You can use an UDF like the one bellow to deal with the NULLs.
register 'mypiggybank.jar';
define Nvl piggybank.Nvl();
input_lines = LOAD 'test_Nvl.in' AS (line:chararray);
describe input_lines;
dump input_lines;
new_list = FOREACH input_lines GENERATE Nvl(line, 'n/a');
describe new_list;
dump new_list;
-- eof
package piggybank;
import java.io.IOException;
import org.apache.pig.EvalFunc;
import org.apache.pig.data.Tuple;
public class Nvl
extends EvalFunc<String>
{
public String exec(Tuple inputA)
throws IOException
{
try
{
String inputVal = (String)inputA.get(0);
String defaultVal = (String)inputA.get(1);
if(inputVal == null || inputVal.length() == 0)
{
return defaultVal;
}
return inputVal;
}
catch(Exception e)
{
// Throwing an exception will cause the task to fail.

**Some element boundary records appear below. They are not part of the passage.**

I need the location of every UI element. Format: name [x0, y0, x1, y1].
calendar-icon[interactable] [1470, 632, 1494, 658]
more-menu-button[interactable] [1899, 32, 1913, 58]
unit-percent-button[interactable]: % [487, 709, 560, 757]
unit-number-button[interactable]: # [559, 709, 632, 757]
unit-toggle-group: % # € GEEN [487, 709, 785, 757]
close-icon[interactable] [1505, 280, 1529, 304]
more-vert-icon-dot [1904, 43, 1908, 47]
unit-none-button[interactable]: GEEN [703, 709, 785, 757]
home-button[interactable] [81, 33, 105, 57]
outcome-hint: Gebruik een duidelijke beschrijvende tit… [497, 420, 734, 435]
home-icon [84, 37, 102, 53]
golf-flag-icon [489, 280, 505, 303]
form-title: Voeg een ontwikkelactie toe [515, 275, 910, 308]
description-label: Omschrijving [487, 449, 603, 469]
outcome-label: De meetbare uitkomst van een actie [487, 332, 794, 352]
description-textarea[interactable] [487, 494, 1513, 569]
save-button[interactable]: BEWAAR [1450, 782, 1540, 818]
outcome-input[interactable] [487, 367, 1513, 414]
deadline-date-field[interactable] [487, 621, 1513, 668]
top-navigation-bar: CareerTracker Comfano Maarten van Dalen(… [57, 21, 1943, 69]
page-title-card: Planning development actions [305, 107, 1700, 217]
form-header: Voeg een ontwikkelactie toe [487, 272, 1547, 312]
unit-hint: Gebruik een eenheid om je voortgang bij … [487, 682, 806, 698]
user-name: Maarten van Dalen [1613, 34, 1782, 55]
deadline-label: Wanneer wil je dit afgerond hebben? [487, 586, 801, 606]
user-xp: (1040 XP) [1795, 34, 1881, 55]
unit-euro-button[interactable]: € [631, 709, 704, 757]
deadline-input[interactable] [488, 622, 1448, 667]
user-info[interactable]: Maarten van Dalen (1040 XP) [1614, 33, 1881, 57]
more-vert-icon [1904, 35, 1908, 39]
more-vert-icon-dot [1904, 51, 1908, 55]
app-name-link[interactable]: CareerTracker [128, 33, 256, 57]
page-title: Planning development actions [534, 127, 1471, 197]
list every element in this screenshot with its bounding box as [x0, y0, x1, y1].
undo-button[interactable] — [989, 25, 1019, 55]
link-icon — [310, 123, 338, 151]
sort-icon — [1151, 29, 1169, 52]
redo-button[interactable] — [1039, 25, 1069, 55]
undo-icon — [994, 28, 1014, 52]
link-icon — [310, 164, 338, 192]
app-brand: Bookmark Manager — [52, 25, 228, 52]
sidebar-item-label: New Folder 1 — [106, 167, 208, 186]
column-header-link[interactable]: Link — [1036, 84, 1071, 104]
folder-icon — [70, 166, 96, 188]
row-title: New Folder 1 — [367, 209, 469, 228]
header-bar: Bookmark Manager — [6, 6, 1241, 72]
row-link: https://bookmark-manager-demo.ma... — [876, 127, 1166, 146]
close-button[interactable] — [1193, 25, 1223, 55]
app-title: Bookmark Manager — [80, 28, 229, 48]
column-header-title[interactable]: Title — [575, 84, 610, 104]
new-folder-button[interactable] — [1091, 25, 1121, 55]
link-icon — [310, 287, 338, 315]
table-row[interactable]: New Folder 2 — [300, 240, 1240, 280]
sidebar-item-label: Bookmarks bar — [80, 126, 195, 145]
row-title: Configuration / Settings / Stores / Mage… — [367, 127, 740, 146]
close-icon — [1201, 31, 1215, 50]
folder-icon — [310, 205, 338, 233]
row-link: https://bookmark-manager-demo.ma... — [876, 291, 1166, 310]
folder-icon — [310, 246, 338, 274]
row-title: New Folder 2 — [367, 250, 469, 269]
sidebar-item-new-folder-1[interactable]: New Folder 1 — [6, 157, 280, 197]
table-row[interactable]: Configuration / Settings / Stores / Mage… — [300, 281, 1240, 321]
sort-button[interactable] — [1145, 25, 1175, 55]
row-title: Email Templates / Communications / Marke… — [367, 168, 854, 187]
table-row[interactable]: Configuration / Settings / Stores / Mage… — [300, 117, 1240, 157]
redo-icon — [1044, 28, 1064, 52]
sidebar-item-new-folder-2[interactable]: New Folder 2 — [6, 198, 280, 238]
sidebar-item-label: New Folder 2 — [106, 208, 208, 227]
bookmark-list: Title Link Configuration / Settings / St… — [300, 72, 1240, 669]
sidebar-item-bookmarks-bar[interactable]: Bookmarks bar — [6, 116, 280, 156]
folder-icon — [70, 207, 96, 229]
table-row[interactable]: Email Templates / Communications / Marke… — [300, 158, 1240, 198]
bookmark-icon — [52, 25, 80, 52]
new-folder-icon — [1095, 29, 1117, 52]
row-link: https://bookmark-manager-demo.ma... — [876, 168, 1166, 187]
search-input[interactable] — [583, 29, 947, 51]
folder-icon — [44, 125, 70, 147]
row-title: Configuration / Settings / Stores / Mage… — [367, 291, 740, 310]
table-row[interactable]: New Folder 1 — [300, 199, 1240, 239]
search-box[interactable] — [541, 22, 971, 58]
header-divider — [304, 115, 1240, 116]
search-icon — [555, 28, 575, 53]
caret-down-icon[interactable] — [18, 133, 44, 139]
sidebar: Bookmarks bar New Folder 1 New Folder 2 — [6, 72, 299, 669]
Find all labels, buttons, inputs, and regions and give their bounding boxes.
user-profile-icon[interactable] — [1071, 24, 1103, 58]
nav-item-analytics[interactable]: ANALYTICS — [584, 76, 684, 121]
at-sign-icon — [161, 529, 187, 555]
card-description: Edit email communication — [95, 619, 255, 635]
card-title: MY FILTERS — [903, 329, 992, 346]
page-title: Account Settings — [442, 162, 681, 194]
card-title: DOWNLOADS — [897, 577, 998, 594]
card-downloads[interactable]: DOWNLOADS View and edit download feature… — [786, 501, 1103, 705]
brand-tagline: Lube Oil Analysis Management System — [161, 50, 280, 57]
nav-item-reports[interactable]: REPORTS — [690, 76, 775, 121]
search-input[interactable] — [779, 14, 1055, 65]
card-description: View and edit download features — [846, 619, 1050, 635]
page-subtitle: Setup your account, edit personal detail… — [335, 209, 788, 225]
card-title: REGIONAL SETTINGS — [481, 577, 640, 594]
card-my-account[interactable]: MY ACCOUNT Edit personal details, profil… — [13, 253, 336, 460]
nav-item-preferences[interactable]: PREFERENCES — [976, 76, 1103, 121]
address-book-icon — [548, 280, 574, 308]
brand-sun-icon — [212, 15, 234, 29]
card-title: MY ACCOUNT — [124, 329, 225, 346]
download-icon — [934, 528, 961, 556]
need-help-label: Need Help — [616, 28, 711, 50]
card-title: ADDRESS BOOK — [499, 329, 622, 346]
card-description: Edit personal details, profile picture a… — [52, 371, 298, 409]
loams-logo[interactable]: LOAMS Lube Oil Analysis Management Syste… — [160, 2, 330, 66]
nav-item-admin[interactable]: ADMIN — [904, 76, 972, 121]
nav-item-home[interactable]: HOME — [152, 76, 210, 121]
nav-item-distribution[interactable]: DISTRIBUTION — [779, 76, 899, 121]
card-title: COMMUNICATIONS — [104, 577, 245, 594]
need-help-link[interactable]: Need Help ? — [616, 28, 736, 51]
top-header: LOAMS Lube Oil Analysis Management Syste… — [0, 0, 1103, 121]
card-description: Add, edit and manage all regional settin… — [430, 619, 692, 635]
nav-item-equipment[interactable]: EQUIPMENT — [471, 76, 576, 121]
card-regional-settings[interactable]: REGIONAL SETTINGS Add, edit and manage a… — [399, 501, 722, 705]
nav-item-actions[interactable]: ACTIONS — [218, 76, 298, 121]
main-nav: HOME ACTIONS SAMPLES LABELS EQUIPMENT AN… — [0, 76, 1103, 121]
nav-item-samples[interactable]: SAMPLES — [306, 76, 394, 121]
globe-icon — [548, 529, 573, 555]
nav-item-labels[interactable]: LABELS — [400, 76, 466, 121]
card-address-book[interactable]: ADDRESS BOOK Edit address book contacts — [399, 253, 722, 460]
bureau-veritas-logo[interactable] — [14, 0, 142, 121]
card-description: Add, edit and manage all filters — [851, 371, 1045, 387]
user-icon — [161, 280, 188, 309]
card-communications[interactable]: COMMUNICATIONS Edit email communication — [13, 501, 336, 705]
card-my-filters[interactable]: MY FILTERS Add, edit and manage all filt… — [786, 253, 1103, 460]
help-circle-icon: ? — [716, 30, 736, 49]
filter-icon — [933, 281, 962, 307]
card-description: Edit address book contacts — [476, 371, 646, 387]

throw new IOException("Something bad happened!", e);
}
}
}
// eof
>________________________________
> From: Mario Lassnig <[email protected]>
>To: [email protected]
>Sent: Thursday, June 7, 2012 7:37:36 AM
>Subject: Replace null with string
>
>Hello,
>
>I'm having a lot of null entries in my data. Due to later processing it would
>be very helpful if I could set a default value for null to be the string
>"other". I couldn't find a way to do this (version 0.8.1-cdh3u4)
>
>Also, I have some variables in my GENERATE statements that can potentially
>return null, and I would need something similar to the SQL DECODE function to
>get the "other" string instead of null.
>
>Example:
>
>tmp = FOREACH dump GENERATE site, REGEX_EXTRACT(name, '^(?:([^.]+)\\.?){1}',
>1) AS project, ((ami MATCHES '.*datatype.*') ? REGEX_EXTRACT(name,
>'^(?:([^.]+)\\.?){5}', 1) : 'other') AS datatype, ami, duid, nbfiles, length,
>rnbfiles, rlength, name;
>
>Here: 'site' and 'datatype' could return an empty string (which is valid) and
>is interpreted as null, but should be "other" instead.
>
>Thanks a lot,
>Mario
>
>
>